Finalmente no décimo dia é permitido falar, segundo eles é uma reabilitação antes da saída. Imagino que deve ser realmente terrível ficar dez dias sem falar e depois ser jogado na cidade grande. Pois bem, o dia foi simplesmente para apresentações e “o que você achou do curso?”. Foi divertido, mas em certos momentos dá saudade do silêncio. Falamos um bocado. Conheci todas as pessoas que andaram, comeram e meditaram perto de mim por dez dias. O menino que parecia tímido era realmente tímido, o que parecia nervoso era um doce, o que batia a porta não percebia sua agressividade etc. Foi o dia de jogar ao chão os estereótipos e conhecer pessoas interessantes.
No último dia também ficamos sabendo dos desistentes. No meu quarto um menino desistiu, e de fato quando eu vi a cama dele vazia me deu vontade de sair também. Não seria ser volúvel, é que a facilidade de deixar o retiro fica aparente. Uma ótima oportunidade para o cérebro cogitar as possibilidades.
Quando amanhece o décimo primeiro dia, no nosso caso o dia 06 de fevereiro, você pega suas coisas (carteira, livros, celular etc). Ainda é necessário meditar, então meditamos. Depois da meditação acontece um mutirão de limpeza em todo o lugar, os alunos limpam todas as dependências que usaram. Eu achei muito justo e divertido. No último dia também é possível fazer doações, o curso é todo gratuito e é mantido pela doação dos alunos antigos. A gratuidade do curso é explicada pela necessidade da diminuição do ego de quem participa. Eles falam: “Se você paga pelo curso, acha que tem direito de reclamar. Aqui o ego precisa ficar de fora.”. Portanto, tudo que você usa não é seu, é necessário ser humilde.

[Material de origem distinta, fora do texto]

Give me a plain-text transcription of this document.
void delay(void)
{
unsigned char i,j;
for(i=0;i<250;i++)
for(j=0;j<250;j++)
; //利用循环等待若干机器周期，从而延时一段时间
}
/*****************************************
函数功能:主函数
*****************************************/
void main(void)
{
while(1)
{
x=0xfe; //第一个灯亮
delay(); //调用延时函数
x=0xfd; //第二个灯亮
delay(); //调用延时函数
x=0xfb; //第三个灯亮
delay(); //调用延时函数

Quando cheguei em casa, às 16:13 do domingo, tudo parecia diferente. As coisas não tinham o mesmo gosto. No espelho eu estava mais magro e barbudo. No meu quarto as coisas não me atraiam como antes. Minha voz estava calma e eu conseguia pensar tranqüilo antes de responder qualquer coisa. Olhar para a televisão havia perdido a graça. Eu contei tudo aos meus pais, que ficaram principalmente felizes por eu ter parado de fumar momentaneamente. Eu não acho que o melhor que eu trouxe de lá tenha sido isso, a lista é longa... Eu já compartilhei grande parte da experiência com vocês, caso tenham a oportunidade de passar os dez dias dentro de si mesmos, façam e descubram essa grande lista...

P.S.: O curso termina com a frase: Sejam Felizes. :)


6 comentários:

Paulo Roberto Figueiredo Braccini - Bratz disse...

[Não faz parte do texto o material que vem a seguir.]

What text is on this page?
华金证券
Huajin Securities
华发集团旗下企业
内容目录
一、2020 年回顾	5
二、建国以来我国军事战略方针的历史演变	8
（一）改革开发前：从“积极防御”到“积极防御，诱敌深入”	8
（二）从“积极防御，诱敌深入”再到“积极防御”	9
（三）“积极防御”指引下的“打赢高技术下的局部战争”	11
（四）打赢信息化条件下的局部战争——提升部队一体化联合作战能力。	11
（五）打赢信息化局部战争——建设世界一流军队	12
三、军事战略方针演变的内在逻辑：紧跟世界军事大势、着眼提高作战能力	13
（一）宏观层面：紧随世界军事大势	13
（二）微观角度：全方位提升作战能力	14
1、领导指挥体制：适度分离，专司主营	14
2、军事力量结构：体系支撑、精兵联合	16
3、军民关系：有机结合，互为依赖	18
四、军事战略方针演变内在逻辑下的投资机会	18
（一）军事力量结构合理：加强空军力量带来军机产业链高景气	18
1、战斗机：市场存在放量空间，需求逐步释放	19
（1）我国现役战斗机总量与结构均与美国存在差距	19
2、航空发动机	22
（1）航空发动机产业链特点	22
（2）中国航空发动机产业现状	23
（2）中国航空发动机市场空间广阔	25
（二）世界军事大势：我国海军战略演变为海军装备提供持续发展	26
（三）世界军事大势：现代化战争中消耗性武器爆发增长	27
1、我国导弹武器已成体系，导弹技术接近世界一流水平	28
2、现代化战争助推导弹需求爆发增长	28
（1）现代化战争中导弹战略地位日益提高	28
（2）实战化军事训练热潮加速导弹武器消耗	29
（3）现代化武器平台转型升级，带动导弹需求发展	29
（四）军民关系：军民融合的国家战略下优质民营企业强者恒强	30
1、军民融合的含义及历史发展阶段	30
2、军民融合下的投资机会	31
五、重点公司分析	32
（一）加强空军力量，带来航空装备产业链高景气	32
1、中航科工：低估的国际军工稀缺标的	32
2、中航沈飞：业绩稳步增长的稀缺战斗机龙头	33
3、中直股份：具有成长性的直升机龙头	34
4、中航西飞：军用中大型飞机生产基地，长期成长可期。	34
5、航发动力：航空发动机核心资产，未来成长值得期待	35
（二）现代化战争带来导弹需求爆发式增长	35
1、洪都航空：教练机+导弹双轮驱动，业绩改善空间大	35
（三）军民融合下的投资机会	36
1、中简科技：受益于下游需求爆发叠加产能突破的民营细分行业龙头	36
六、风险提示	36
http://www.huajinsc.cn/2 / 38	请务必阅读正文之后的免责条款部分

Super legal querido ... super interessante ... estas oxigenadas na vida são boas, com certeza ...

Agora, para não perder a piada ... eu tb meditei muito ... só q sempre de joelhos ... rs

bjão

;-)

Tainá Rei disse...

Lindíssimo este texto. Como eu disse, quero aprender com você. Sei que verei esta experiência refletida aqui no blog também. Beijos!

Hugo de Oliveira disse...

ótimo texto, gostei.
A minha mãe ficou super feliz quando contei a ela que tinha parado de fumar...Tinha 16 anos quando comecei e parei aos 18 anos.


Ah! fiquei super feliz em saber que você é professor.


abraços
de luz e paz

Lucas disse...

Hugo:

Ainda não me formei, mas serei em breve. :)

E quanto ao cigarro... :(

Walker disse...

Realmente, eu não sabia que era assim agressivo com as portas.

Saudades de todos Lucas.

Sandra disse...

Lucas querido,

beleza de texto e, mais ainda, de experiência. Você parece ser mesmo um garoto especial!